An investigation into the concept of a 'good' teacher - based on
the views of students and lecturers at a University Business School.
William Fisher University of Hertfordshire, UK
The objective of the current research is to consider the concept of a 'good' teacher. The focus of the research is based on the views of students and lecturers at a University Business School.
The research has demonstrated that there is no precise definition of good teaching. In fact, any review of the literature will demonstrate that teaching is a multidimensional concept. Any consideration of a 'good' teacher is not only linked to teaching but also to learning, learning styles, assessment, and evaluation. There are many models of teaching and learning and numerous attempts had been made to identifying the dimensions of good teaching. This has led to a number of theories being purported and numerous suggestions for practical applications. Whether such guidance can be applied to every set of undergraduate students in every educational institution must surely be debatable, given the culture, academic achievement, subject studied, and mix of students.
Primary research has been and is continuing to be gathered through the use of a questionnaire methodology. In designing the questionnaire, focus groups of final year auditing students were used in order to tailor the questions to the relevant population. The questionnaire attempts to collect data on the concept of the 'good' teacher as well as the dimensions and characteristics of teaching. It also considered the perceptions relating to research and teaching in higher education. An initial sample of 196 was
taken from a University Business School to compare the views of students with each other and with the views of lecturers. In particular first year undergraduates were compared to final year undergraduates to ascertain differences in views and possible changes that may occur over time. Lecturers were compared to all students and also separately to first year and final year students to discover whether significant differences in views exist. Both category analysis and statistical analysis were then used to identify and explain any differences found.
The conclusion to the initial research highlights the major differences found in the views of the respective groups. The full results of the initial analysis have led to over 60 significant (at the 95% level) or very significant results (at the 99% level). The interpretation of the results leads to an awareness of the differences in perception of the three groups being analysed.

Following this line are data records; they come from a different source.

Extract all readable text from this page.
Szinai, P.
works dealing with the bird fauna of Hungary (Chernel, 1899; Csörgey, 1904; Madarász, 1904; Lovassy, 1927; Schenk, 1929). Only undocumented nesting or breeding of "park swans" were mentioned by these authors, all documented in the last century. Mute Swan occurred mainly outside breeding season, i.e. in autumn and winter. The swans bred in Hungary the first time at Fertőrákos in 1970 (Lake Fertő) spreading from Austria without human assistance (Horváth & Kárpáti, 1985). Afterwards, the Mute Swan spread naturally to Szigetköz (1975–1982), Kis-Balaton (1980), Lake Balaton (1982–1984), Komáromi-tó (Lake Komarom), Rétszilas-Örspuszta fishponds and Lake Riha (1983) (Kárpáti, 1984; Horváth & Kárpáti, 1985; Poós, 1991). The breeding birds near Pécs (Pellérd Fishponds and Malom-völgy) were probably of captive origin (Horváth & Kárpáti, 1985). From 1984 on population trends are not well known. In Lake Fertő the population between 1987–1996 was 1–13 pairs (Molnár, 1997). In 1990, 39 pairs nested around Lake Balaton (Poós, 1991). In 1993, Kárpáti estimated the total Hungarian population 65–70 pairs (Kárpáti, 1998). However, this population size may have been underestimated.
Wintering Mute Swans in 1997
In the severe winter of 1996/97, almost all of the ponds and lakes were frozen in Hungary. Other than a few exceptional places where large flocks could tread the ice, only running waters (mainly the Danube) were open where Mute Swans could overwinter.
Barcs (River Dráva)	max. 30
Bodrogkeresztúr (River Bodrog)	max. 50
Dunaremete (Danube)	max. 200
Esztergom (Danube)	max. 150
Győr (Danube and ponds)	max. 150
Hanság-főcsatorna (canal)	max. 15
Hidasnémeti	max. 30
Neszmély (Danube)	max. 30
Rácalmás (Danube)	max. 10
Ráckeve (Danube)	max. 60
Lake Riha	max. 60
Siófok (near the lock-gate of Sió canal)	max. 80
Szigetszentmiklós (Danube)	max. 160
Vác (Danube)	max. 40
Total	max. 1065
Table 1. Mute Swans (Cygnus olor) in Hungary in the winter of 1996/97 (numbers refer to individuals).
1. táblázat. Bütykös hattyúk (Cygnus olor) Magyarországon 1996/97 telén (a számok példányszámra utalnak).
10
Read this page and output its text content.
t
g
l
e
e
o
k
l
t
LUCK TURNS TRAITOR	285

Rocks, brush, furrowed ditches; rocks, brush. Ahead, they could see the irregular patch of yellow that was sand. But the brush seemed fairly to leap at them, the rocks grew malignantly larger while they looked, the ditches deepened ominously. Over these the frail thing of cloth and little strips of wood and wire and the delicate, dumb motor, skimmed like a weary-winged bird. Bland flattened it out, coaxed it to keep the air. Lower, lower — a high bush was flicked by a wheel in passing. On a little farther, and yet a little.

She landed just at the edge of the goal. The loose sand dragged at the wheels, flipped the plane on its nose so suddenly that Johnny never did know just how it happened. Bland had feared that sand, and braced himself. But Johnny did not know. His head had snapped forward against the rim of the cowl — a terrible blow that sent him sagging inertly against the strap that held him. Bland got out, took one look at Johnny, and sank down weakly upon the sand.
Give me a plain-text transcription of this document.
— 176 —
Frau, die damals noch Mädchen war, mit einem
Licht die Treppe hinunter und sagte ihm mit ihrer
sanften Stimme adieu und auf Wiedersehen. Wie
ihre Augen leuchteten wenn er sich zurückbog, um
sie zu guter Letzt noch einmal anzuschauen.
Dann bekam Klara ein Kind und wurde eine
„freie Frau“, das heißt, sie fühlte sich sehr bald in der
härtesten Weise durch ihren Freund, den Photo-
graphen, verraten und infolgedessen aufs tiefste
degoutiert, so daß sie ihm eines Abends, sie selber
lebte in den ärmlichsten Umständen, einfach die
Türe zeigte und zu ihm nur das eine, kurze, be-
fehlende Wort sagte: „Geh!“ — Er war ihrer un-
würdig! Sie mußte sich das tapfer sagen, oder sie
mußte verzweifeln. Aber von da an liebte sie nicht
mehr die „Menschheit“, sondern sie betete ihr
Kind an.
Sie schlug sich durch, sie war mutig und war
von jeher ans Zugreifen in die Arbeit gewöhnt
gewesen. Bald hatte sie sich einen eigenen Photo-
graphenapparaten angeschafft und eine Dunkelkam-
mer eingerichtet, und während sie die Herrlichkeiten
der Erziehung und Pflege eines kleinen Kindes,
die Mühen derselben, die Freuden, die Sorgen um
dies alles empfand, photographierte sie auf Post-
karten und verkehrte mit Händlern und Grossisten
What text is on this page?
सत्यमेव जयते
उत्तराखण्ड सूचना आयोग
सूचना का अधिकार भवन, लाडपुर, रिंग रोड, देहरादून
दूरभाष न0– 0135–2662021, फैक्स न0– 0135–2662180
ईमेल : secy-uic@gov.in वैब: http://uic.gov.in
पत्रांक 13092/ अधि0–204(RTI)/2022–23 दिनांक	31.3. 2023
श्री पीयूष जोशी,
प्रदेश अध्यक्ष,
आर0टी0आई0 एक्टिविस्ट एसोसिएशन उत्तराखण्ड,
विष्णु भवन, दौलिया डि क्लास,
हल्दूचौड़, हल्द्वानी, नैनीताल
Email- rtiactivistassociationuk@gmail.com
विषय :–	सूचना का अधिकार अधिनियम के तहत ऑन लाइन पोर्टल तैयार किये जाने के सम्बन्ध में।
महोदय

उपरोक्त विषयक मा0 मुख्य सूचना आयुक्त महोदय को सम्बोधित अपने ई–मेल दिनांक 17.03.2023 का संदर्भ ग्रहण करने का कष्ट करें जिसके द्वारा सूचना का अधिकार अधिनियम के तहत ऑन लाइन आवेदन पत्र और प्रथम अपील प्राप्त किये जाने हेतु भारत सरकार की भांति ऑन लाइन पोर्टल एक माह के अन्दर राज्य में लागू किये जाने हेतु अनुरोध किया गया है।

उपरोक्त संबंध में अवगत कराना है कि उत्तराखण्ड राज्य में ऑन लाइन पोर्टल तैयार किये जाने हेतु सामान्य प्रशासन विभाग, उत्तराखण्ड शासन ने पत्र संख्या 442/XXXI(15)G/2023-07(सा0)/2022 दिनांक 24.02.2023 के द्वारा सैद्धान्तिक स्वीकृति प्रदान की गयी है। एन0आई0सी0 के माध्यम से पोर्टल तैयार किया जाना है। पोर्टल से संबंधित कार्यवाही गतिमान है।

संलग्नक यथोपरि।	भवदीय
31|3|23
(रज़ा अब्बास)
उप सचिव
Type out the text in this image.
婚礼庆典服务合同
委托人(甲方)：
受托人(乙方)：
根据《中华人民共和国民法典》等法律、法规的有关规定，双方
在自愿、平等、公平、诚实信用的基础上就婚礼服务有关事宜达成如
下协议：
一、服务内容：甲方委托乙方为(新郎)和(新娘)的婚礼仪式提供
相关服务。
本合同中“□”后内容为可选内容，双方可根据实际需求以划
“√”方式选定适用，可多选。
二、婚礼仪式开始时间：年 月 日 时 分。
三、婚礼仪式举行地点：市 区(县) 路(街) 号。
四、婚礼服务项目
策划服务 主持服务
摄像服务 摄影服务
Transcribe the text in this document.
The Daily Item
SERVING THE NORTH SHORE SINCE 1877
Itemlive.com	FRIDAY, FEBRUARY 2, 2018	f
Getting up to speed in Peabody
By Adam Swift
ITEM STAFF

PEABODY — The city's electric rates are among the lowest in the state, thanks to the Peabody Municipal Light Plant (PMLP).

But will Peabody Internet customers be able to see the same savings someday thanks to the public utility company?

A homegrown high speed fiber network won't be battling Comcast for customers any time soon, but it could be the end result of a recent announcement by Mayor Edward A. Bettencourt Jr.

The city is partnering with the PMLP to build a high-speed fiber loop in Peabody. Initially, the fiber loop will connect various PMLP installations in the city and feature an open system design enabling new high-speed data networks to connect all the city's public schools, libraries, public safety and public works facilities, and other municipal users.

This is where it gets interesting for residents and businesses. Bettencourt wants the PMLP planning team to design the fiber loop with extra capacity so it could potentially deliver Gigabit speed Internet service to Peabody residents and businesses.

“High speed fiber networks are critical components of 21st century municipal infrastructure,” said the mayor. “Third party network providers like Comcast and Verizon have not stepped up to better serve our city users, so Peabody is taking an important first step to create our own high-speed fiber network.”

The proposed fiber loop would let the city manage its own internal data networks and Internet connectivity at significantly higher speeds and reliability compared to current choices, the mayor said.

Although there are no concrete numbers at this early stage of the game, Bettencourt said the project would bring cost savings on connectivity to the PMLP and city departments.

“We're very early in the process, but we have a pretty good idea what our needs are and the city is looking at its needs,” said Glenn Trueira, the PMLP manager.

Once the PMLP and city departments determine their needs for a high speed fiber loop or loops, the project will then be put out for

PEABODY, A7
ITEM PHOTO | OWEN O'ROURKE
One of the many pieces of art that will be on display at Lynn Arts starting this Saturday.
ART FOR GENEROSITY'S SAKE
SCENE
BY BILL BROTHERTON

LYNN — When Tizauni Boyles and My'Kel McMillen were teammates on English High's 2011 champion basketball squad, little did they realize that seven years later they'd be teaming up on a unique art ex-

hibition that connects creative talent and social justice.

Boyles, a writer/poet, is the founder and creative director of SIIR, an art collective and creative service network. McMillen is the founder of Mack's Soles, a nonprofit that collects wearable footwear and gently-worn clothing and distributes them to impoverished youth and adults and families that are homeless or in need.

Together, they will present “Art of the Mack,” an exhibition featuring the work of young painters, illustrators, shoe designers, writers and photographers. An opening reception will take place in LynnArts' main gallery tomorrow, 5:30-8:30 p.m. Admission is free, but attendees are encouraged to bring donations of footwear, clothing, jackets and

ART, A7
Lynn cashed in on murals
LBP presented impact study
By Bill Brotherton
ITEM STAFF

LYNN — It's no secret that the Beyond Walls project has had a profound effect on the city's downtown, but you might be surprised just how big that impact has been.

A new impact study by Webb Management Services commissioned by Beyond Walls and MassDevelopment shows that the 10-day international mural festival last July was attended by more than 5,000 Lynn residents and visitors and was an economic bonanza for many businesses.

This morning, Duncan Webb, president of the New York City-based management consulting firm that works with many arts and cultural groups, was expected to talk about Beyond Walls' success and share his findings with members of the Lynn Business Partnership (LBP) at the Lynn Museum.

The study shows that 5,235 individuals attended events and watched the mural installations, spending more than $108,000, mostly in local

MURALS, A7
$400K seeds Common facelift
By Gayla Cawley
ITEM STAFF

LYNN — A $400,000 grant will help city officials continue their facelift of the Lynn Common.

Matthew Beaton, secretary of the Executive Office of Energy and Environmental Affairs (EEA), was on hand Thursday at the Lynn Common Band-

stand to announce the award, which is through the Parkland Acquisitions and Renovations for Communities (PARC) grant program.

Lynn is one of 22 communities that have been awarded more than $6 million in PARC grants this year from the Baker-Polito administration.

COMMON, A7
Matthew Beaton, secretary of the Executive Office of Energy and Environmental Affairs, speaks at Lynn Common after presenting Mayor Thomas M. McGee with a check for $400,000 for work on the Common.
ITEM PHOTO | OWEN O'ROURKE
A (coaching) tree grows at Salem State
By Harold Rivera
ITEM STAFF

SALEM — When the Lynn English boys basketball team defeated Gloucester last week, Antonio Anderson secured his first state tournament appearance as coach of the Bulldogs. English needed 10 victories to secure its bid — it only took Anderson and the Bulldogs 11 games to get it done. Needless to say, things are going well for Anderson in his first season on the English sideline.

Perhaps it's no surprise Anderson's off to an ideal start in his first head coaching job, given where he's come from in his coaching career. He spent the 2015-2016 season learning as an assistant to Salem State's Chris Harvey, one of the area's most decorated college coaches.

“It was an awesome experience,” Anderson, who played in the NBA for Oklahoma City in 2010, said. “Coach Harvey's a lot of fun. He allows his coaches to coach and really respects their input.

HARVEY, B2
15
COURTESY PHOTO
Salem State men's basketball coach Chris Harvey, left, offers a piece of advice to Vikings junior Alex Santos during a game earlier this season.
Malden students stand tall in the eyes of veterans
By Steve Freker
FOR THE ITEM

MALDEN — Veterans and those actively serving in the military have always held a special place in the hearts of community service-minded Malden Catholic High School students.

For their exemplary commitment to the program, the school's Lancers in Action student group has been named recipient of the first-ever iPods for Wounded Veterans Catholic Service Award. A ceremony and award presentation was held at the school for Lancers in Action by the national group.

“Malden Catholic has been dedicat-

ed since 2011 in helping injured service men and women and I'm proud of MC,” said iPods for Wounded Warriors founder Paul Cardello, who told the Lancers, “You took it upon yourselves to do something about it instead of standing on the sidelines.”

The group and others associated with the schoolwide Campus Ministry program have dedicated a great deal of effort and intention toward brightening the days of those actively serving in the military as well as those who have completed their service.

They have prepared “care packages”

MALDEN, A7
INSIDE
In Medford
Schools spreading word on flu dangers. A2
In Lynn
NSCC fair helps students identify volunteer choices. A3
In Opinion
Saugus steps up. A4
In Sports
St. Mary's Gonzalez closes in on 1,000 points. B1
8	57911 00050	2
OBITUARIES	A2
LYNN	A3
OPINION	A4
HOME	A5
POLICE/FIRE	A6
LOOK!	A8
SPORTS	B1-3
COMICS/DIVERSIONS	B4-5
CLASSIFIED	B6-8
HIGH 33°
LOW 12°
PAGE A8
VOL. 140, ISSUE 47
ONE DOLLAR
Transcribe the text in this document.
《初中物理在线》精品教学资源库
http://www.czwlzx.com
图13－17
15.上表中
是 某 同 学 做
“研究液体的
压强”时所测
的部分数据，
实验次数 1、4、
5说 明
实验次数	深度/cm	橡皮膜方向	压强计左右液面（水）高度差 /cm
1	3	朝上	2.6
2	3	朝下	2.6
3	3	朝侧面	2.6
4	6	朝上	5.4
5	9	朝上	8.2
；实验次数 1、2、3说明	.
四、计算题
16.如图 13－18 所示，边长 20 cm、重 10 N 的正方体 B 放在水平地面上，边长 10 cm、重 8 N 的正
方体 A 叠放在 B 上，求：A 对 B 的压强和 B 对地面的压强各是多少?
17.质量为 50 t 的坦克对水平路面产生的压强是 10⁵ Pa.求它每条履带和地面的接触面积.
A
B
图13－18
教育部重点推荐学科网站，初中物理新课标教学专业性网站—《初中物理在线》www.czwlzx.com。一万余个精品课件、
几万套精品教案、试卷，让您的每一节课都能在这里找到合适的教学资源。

The concepts of the 'na´ve learner' and the 'developed learner' came from the research and this in turn led to the development of the learning continuum model referred to as the 'ND Learning Continuum'. Basically, this model demonstrates that over time students will place less reliance on the lecturer and also become more responsible for their own learning. Where students are initially placed on the continuum will depend on their previous exposure to education as well as the success of their own individual learning styles.
The aim of the presentation at conference will be to initially outline the research [using an OHP] and then to discuss the model known as the 'ND Learning Continuum'.